In the following section, we demonstrate how the GTB can be used to visualize, compare and contrast several prediction algorithms. Understanding why various algorithms agree in particular regions, but disagree in other regions, is an important aspect when interpreting computational predictions. In addition, when multiple algorithms all yield different predictions and/or tolerance profiles, this could suggest that variants falling in these regions are much harder to predict. Therefore, users should treat predictions with caution and not rely on a single algorithm for interpretation. Further, the browser can also be used to identify potential “regions of interest”. Here, long stretches of intolerance predicted by multiple algorithms may indicate regions worth exploring through in vitro experimentation.

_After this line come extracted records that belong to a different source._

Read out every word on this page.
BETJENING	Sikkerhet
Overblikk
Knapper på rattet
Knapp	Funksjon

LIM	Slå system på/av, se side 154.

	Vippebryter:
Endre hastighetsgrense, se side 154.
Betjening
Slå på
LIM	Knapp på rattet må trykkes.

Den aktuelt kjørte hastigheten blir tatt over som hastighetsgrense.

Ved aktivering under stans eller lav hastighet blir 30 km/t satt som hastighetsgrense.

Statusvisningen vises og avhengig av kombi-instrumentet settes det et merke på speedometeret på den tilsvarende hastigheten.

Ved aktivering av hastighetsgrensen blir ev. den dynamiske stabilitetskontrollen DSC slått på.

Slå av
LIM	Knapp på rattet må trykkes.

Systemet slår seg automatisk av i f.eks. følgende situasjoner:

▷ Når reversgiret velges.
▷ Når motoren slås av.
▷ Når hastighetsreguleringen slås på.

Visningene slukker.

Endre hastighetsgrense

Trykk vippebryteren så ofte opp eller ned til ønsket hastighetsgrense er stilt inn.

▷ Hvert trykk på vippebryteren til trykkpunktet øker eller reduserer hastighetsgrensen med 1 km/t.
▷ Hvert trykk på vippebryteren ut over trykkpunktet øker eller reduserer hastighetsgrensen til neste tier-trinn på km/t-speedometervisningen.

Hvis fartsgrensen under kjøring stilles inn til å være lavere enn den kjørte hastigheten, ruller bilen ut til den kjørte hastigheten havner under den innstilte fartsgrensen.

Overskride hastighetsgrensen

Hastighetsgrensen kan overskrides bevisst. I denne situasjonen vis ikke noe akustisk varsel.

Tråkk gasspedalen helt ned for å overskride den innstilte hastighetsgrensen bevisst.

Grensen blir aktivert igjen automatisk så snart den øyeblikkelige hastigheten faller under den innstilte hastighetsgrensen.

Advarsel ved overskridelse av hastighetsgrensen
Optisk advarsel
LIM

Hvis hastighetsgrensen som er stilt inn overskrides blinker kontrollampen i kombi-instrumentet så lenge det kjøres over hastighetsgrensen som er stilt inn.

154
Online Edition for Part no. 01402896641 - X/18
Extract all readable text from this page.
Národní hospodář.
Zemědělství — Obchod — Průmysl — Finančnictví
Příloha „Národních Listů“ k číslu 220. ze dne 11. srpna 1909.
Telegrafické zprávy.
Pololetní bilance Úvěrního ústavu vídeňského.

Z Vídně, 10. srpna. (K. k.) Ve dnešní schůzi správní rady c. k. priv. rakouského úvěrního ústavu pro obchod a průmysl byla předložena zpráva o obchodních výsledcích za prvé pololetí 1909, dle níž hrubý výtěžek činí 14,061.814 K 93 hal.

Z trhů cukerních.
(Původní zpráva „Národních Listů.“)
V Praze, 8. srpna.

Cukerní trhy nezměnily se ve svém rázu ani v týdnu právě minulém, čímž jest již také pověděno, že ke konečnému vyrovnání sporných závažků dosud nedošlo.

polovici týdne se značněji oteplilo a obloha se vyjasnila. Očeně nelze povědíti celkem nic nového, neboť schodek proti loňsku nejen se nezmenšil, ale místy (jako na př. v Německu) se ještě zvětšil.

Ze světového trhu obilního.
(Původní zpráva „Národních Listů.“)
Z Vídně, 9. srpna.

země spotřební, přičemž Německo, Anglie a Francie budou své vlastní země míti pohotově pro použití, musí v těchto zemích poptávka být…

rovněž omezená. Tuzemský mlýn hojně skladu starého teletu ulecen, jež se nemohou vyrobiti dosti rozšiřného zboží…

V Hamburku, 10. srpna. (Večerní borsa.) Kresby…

Visualizing the characteristics of sequence- and structure-based prediction algorithms

Figure 1 (see Additional file 1 for larger high resolution images) shows the tolerance profile for HOXA5, a member of the Homeobox gene cluster, as predicted by two sequence-based algorithms, SIFT [11] and PROVEAN [2], a structure-based algorithm, PolyPhen-2 [1], and two genome-wide prediction algorithms, FATHMM-MKL [19] and CADD [8]. While there are a number of sequence- and structure-based prediction algorithms available in the GTB, these algorithms were chosen due to their use and general popularity in the scientific literature.
Fig. 1

Tolerance profile of HOXA5 shows regions of similarity between sequence-based prediction algorithms: SIFT and PROVEAN. However, subtle differences in tolerance can be observed when comparing these sequence-based algorithms with a structure-based algorithm, PolyPhen-2. Insight into potential regions of interest can be also obtained from genome-wide prediction algorithms such as FATHMM-MKL and CADD

Although SIFT shows higher intolerance across HOXA5, the overall profile shows similar regions of intolerance to that of PROVEAN. For example, both appear to show high intolerance towards the end of the 1st exon (see region highlighted in red). However, this comes as no surprise given that these genes play a crucial role during embryonic development and are highly conserved across great evolutionary distances [16]. In contrast, PolyPhen-2, which incorporates structure-based properties for variant prioritization, shows a different tolerance profile. Here, it appears that it is specific regions of HOX5A that are intolerant to mutation. This suggests that these regions may harbour important structural constraints which are potentially missed when using a pure sequence-based approach. Both PolyPhen-2 models, HumVar and HumDiv, share large regions of similarity (highlighted in red). However, this also comes as no surprise as they both utilize the same underlying prediction algorithm but are trained using slightly different training data [4]. Peaks of predicted intolerance can also be observed across the non-coding region of HOXA5 when using genome-wide prediction algorithms such as FATHMM-MKL and CADD; thereby suggesting that these regions could also be functional. However, it is interesting to note that FATHMM-MKL appears to give much more granular peaks across the region than CADD. Both algorithms are trained using similar genomic annotations. Therefore, this observation appears to suggest that these algorithms may place greater emphasis on different genomic annotations across HOXA5.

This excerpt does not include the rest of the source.